The new rules, published Friday in the Federal Register, update 1984 and 1989 IRS rules. Those earlier rules detail the requirements flexible benefit plans must follow in order for the plans to enjoy their special tax-favored status.

Under the most common flexible benefit plan, known as a premium conversion plan, employees can pay for health care and life insurance premiums with pretax dollars. In other flexible plans, employees contribute pretax dollars to a special account-known as a flexible spending account-to pay for uncovered health care-related and other benefit expenses. In a full-fledged flex plan, employees receive credits to "pay" for various benefit options, which have different price tags.
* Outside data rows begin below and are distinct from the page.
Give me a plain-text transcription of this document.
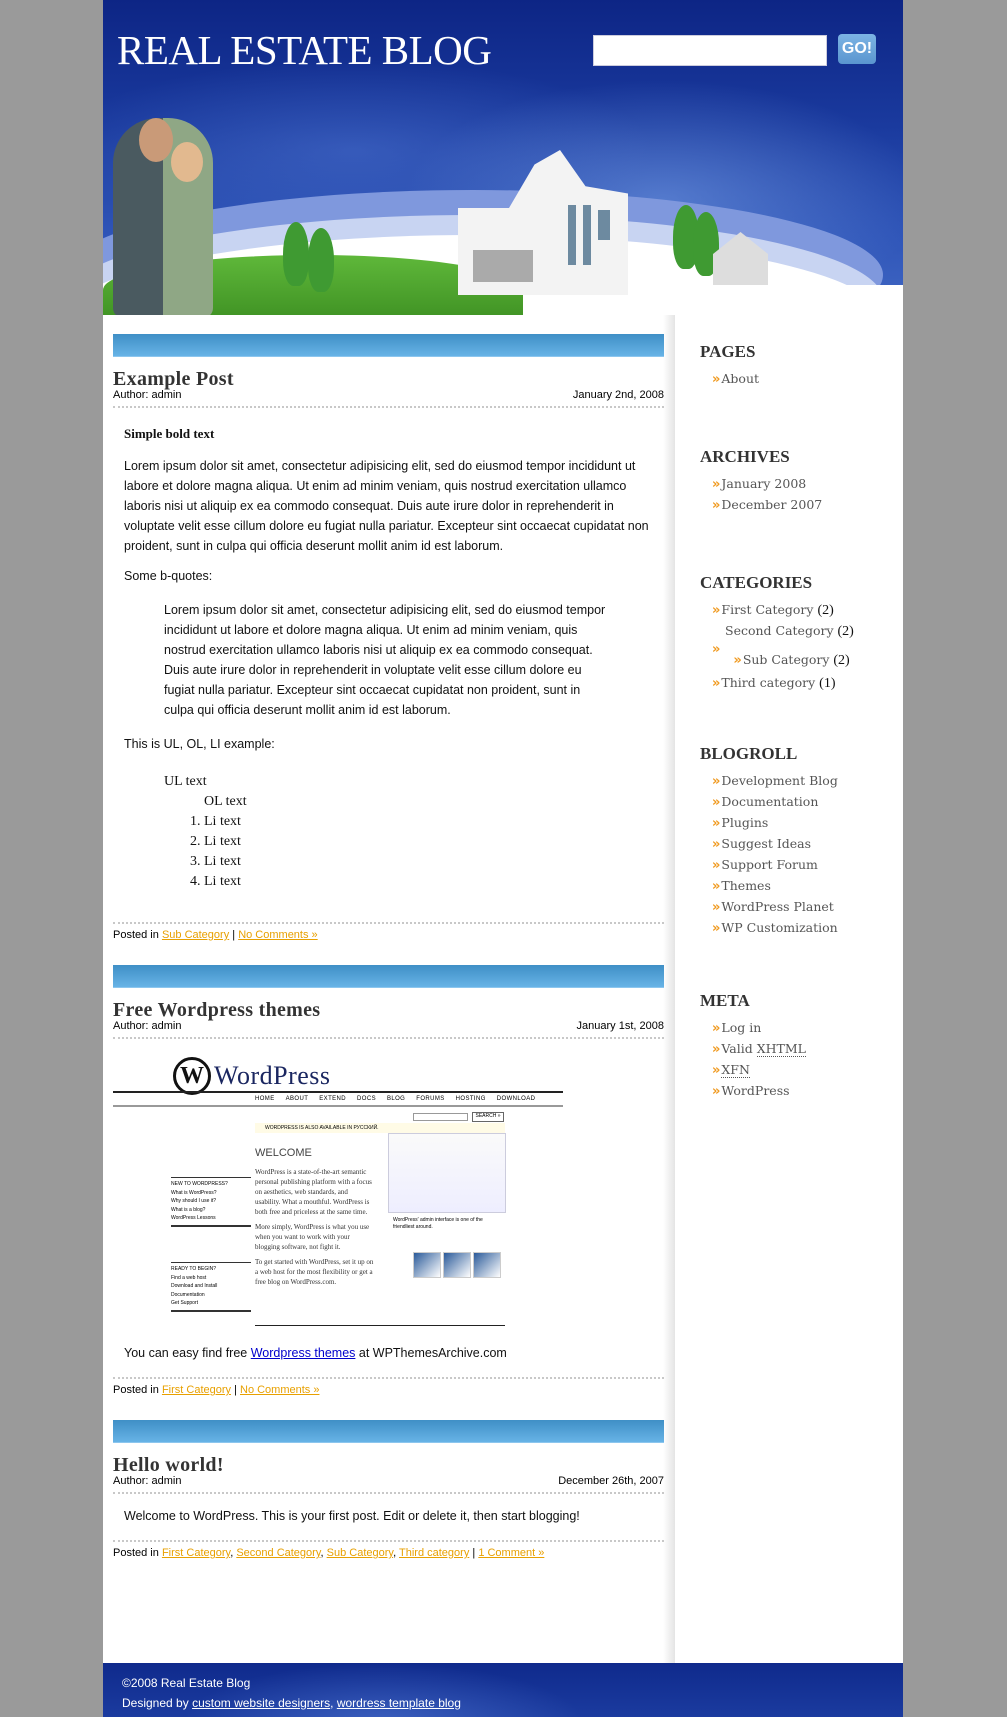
REAL ESTATE BLOG	GO!
Example Post
Author: admin	January 2nd, 2008
Simple bold text

Lorem ipsum dolor sit amet, consectetur adipisicing elit, sed do eiusmod tempor incididunt ut labore et dolore magna aliqua. Ut enim ad minim veniam, quis nostrud exercitation ullamco laboris nisi ut aliquip ex ea commodo consequat. Duis aute irure dolor in reprehenderit in voluptate velit esse cillum dolore eu fugiat nulla pariatur. Excepteur sint occaecat cupidatat non proident, sunt in culpa qui officia deserunt mollit anim id est laborum.

Some b-quotes:

Lorem ipsum dolor sit amet, consectetur adipisicing elit, sed do eiusmod tempor incididunt ut labore et dolore magna aliqua. Ut enim ad minim veniam, quis nostrud exercitation ullamco laboris nisi ut aliquip ex ea commodo consequat. Duis aute irure dolor in reprehenderit in voluptate velit esse cillum dolore eu fugiat nulla pariatur. Excepteur sint occaecat cupidatat non proident, sunt in culpa qui officia deserunt mollit anim id est laborum.

This is UL, OL, LI example:

UL text
OL text
1. Li text
2. Li text
3. Li text
4. Li text
Posted in Sub Category | No Comments »
Free Wordpress themes
Author: admin	January 1st, 2008
W WordPress
HOME ABOUT EXTEND DOCS BLOG FORUMS HOSTING DOWNLOAD
SEARCH »
WORDPRESS IS ALSO AVAILABLE IN РУССКИЙ.
WELCOME
WordPress is a state-of-the-art semantic personal publishing platform with a focus on aesthetics, web standards, and usability. What a mouthful. WordPress is both free and priceless at the same time.
More simply, WordPress is what you use when you want to work with your blogging software, not fight it.
To get started with WordPress, set it up on a web host for the most flexibility or get a free blog on WordPress.com.
NEW TO WORDPRESS?
What is WordPress?
Why should I use it?
What is a blog?
WordPress Lessons
READY TO BEGIN?
Find a web host
Download and Install
Documentation
Get Support
WordPress' admin interface is one of the friendliest around.

You can easy find free Wordpress themes at WPThemesArchive.com

Posted in First Category | No Comments »
Hello world!
Author: admin	December 26th, 2007

Welcome to WordPress. This is your first post. Edit or delete it, then start blogging!

Posted in First Category, Second Category, Sub Category, Third category | 1 Comment »
PAGES
»About
ARCHIVES
»January 2008
»December 2007
CATEGORIES
»First Category (2)
Second Category (2)
»»Sub Category (2)
»Third category (1)
BLOGROLL
»Development Blog
»Documentation
»Plugins
»Suggest Ideas
»Support Forum
»Themes
»WordPress Planet
»WP Customization
META
»Log in
»Valid XHTML
»XFN
»WordPress
©2008 Real Estate Blog
Designed by custom website designers, wordress template blog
Unused credits can be taken as cash.

The key condition the IRS has attached to flex plans is that benefit elections-such as how much an employee will contribute to an FSA-must be made prior to the start of the plan year and that the decision is irrevocable for the rest of that year.

However, the IRS earlier said there were certain situations of changes in status in which employees could revoke benefit elections made prior to the start of the plan year.

For example, if a spouse died during the middle of a year, an employee could move to single coverage from family coverage and reduce his or her pretax contributions.

The new regulations, though, update the earlier rules and offer new guidance on situations or changes in status.

"These rules will provide some answers for questions that employers had been grappling with," said Henry Saveth, a principal with William M. Mercer Inc. in Washington.

"These rules settle some questions for employers as to which events constitute a status change," according to John Piro, a consultant with Hewitt Associates L.L.C. in Rowayton, Conn.

The rules provide numerous examples in which previous benefit elections could be altered during the plan year. Those examples include:

An employee has a 21-year-old son who graduates from college and loses coverage under his parent's health care plan because the plan only allows dependent children over the age of 18 to receive coverage if they are full-time students.

In that situation, the employer could allow the employee to make pretax contributions in order to pay for the graduate's COBRA premiums.

An employee lives in an area where he or she can choose coverage from a traditional indemnity plan or from one of two health maintenance organizations. The employee selects one of the managed care plans.

During the year, the employee moves to a new area in which the employee's HMO does not operate, though the other HMO does.

In that situation, the employee can move to the indemnity plan or the second HMO or terminate coverage.

An employee opts for single coverage in an indemnity plan and agrees to contribute $600 to an FSA. The employee's spouse works for a different employer and has single coverage from her employer.

During the year, the spouse terminates employment and loses coverage.

Because the spouse has lost coverage, the employee wants to elect family coverage and to increase the amount contributed to the FSA. The IRS says a change would be permissible.

Other situations in which employees could change elections during the plan year would involve annulment of a marriage and a lockout or strike.

The IRS, though, did not address whether certain other situations, such as an increase in health care costs, would comprise a change in status and allow employees to revoke or amend earlier benefit elections.